Actually you are mistaken. I do not have a "post 1980 attitude", I have the attitude that USA was built upon or pre-1908 attitude (before the Sherman act, before IRS, before Fed, before Medicare and Medicaid and SS and minimum wage and labour laws and all the departments and business regulations and income taxes, before the insane levels of inflation due to government defaulting on the gold dollar).

You shouldn't be worried about 'business practices', you should be worried about individual freedoms. Business practices in a free market deliver what the market wants. Without individual freedoms we get nothing we want at all.

Comment Re:sure, works for France (Score 1) 296

That is not the problem of your employer, that's your own problem. You should be worried about maintaining your own health, your employer shouldn't be in the picture even for this. This is what you should take into account while negotiating if you can afford to do that in the economy the way it is.

Comment Re:sure, works for France (Score 2) 296

Well of-course you should be able to negotiate how you want to get your compensation, but that's the point. What if government came out with a law telling you that you absolutely cannot negotiate the terms, you cannot be paid in medical insurance but instead you have to always be compensated in government bonds?

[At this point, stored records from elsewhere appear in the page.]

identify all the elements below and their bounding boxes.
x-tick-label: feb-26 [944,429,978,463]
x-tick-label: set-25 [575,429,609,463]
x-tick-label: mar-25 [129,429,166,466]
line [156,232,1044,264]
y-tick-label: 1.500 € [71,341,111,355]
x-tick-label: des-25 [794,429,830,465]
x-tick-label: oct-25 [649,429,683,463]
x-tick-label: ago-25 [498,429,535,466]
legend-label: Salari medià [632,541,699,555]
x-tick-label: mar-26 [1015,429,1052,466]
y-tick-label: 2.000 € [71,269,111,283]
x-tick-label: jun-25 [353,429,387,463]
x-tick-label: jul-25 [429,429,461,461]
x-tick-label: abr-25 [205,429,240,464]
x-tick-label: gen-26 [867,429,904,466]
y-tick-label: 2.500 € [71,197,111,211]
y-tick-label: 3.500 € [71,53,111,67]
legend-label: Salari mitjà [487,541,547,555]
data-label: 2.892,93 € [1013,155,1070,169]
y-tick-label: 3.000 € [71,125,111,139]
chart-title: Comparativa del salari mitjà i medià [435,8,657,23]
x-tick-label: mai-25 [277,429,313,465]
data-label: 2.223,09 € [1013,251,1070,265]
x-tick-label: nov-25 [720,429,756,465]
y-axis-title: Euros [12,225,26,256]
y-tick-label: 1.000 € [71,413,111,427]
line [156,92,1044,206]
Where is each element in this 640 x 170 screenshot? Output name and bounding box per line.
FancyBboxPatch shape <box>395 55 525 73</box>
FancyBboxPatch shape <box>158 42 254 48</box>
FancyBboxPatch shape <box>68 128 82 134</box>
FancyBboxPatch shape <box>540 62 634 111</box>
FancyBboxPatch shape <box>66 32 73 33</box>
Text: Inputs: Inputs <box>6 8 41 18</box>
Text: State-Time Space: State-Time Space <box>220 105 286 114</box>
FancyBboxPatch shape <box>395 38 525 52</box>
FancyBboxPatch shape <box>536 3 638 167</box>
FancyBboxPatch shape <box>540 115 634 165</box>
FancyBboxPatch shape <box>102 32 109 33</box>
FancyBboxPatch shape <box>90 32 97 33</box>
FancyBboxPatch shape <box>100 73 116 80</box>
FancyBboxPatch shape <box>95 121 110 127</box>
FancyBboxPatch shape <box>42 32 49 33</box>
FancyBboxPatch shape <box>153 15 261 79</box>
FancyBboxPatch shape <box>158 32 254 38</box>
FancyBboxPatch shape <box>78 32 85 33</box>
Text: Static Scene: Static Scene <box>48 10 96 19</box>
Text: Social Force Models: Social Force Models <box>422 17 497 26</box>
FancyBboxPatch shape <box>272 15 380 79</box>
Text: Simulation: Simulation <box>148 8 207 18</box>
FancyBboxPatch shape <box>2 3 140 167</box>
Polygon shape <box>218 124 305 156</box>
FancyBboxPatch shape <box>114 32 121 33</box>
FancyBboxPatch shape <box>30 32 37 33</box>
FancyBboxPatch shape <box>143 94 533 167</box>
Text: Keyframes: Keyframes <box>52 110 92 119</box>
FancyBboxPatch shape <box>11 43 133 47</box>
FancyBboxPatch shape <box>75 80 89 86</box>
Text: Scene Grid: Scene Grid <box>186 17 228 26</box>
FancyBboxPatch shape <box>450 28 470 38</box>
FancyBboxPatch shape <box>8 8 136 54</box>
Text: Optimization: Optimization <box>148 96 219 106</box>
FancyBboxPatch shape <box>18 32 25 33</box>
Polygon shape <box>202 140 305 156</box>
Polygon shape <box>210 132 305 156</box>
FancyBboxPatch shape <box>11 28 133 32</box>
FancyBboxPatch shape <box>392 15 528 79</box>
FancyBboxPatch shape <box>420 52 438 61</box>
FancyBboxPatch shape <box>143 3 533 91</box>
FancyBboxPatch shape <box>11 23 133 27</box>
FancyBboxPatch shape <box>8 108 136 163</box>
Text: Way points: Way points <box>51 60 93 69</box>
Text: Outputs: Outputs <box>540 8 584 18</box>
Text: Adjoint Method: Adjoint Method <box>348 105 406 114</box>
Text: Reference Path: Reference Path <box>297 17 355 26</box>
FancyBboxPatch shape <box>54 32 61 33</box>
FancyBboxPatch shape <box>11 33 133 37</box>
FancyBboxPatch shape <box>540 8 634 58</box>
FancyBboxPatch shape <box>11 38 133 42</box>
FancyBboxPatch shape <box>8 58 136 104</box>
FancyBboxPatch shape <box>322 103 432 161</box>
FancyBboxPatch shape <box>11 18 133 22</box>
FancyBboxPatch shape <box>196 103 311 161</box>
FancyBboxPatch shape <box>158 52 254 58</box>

The reason that it was a good deal for your father was because the part of the total compensation that was the medical insurance was not taxed the same way as money. Income taxes didn't apply to that part of the compensation. The other reason was all the changes that government introduced related to health care and insurance, especially (if this was the USA) in 1965, with the introduction of Medicare, the prices went up because of government money in health insurance. The last reason is of-course inflation. The government likes to pretend that there is no inflation, but the reality is quite different. Inflation is rampant, so getting the same good (as a percentage value of the total compensation package) today as 60 years ago for example means that you are able to escape the horrific effects of inflation as well.

I didn't say you shouldn't be able to be paid in vacation days or in insurance or in gallons of milk. All I am saying is that you should be able to make those choices for yourself and not have government dictate to you how to get paid.

Comment Re:sure, works for France (Score 1) 296

Again, in a system where there is a law mandating some minimum paid vacation days your hourly wage is lower than in an equivalent system where this law doesn't exist. Your employer already took the law into account when offering your compensation package, the market has taken your minimum paid vacation days into account while discovering price for your hourly labour. You are getting paid in vacation days, that's all it means, and the government dictated to you that you have to take part of your compensation in vacation days rather than in money or whatever you might have negotiated yourself.